Wednesday, March 25, 2026

Crabtree's Prediction

 
From Wikipedia:   In 2013, Crabtree published "Our Fragile Intellect" in Trends in Genetics, The prediction that our intellectual abilities are genetically fragile was based on the determined rate of human de novo mutations (those mutations that appear in each generation). This rate has been determined in several human populations to be about 1.20 x10-8 per nucleotide per generation with an average father's age of 29.7 years. This rate doubles every 16.5 years with the father's age and ascribes most of the new mutations to the father during the production of reproductive cells.  Thus about 45 to 60 new mutations occur per generation per human genome with each new generation.  The conclusion that the accumulation of these new mutations over the generations would lead to intellectual fragility was based on the estimate of the fraction of genes necessary for normal development of the nervous system, which is thought to be several thousand. The nervous system is unique in that an extraordinarily large number of genes are required for the development and function of the brain, representing perhaps 10–20% of all human genes. The simple combination of the number of genes required for normal brain development (>1000) and the fact that each human generation has 45-60 new mutations per genome led Crabtree to suggest that our intellectual abilities are particularly genetically fragile over many generations.

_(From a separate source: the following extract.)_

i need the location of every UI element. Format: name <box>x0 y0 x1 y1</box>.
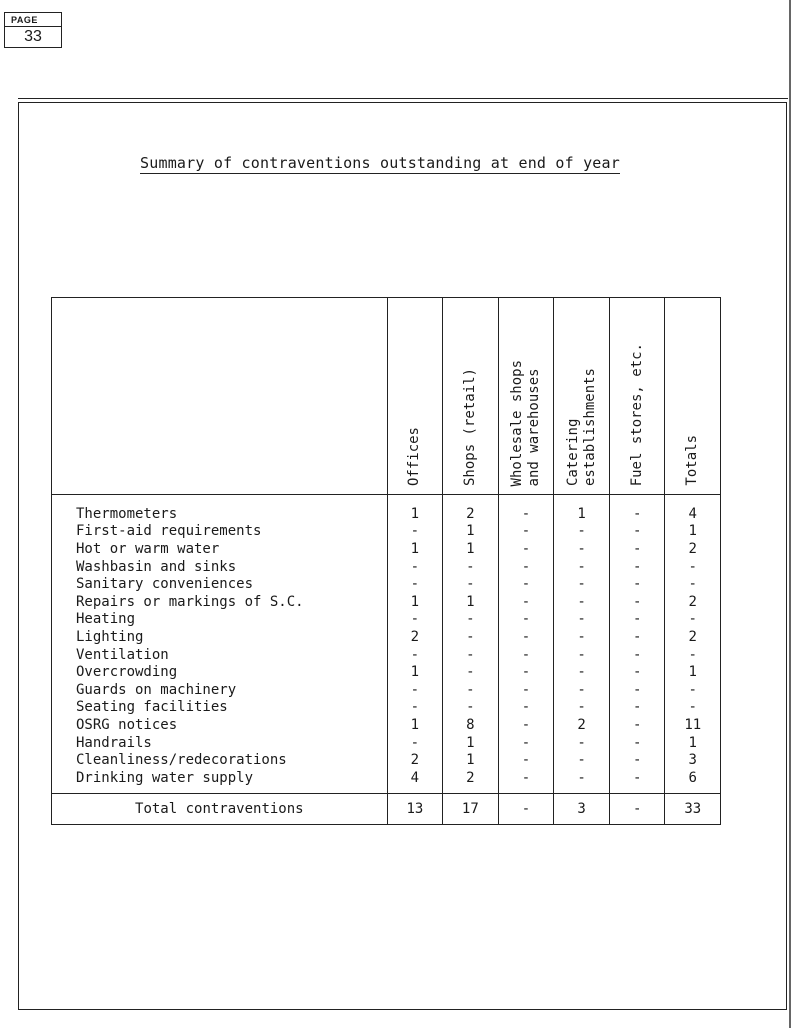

His thesisEach generation, humans accumulate ~50–60 new mutations. Most are harmless. But some are slightly harmful and aren’t removed. They stack. Over ~3,000 years, humans may have accumulated multiple mutations affecting cognition. In the past, natural selection filtered out harmful traits. Today, modern society buffers survival, meaning that those mutations may persist rather than be removed.

I think that natural selection is active no less than before, and intelligent people do reproduce themselves. Today, that is unclear because of the general mixing that takes place.